Epilogue
Lamar Gallineo eut trois semaines de suspension.
Les Affaires internes remirent leur rapport à ce moment-là, pour confirmer les dires de l’inspecteur Gallineo. Il était en état de légitime défense lorsqu’il avait tiré sur Christian DeRoy, puis sur Frank Quincey.
La mort du proviseur n’était pas de son fait et il n’avait mis en aucun cas la vie d’Allistair McLogan en danger. C’étaient Frank Quincey et Christian DeRoy qui étaient responsables.

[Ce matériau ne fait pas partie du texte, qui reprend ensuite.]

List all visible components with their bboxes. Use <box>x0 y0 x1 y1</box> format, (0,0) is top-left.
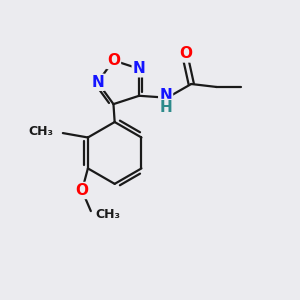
Text: O: O <box>179 46 193 62</box>
Text: N: N <box>91 75 104 90</box>
Text: CH₃: CH₃ <box>95 208 120 220</box>
Text: N: N <box>159 88 172 103</box>
Text: O: O <box>76 183 88 198</box>
Text: O: O <box>107 53 120 68</box>
Text: CH₃: CH₃ <box>28 125 53 138</box>
Text: H: H <box>159 100 172 115</box>
Text: N: N <box>133 61 146 76</box>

Après que Lamar eut quitté le lycée de Harlem ce jour-là, Quincey avait appelé son petit protégé pour le prévenir que la police le cherchait. Christ DeRoy s’était alors enfui vers leur repaire. Plus tard dans la soirée, l’adolescent avait appelé le proviseur chez lui pour l’attirer dans un piège, afin de l’éliminer. À ses yeux, ils méritaient tous de mourir. Peu importaient les moyens.

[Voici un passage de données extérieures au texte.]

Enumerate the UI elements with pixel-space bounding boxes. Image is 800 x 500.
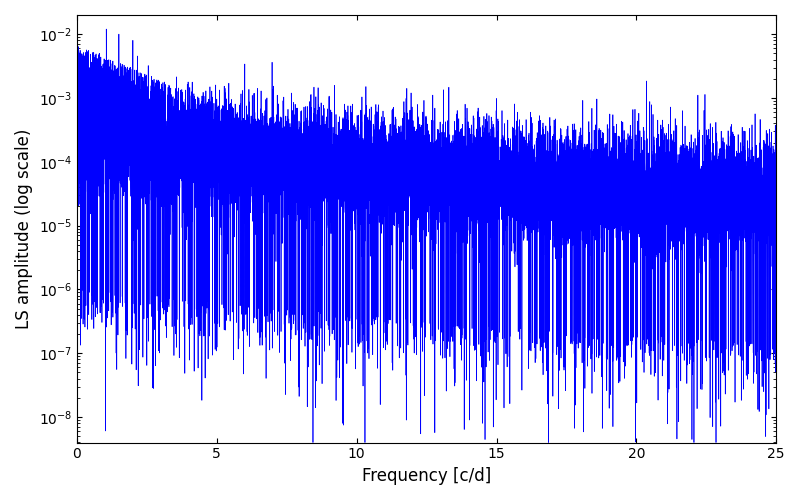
Y-axis label: LS amplitude (log scale): LS amplitude (log scale): [15, 128, 33, 329]
X-axis label: Frequency [c/d]: Frequency [c/d]: [362, 467, 491, 485]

Gallineo retrouva son bureau, les messages de soutien de ses collègues.
Il se réinstalla en face de Doris qui n’avait cessé de venir le voir chez lui.
Tout rentra dans l’ordre.
Mais il mit longtemps avant de pouvoir regarder un lycée sans penser à tous ces adolescents sensibles et influençables.
Certains étaient durs comme du roc. D’autres manipulables à merci.
Les rues de New York n’étaient pas moins sûres que celles d’une autre grande ville du monde.
C’était la raison qui ne l’était pas.
Des femmes et des hommes menaçaient chaque jour ce fragile équilibre qui tenait la civilisation.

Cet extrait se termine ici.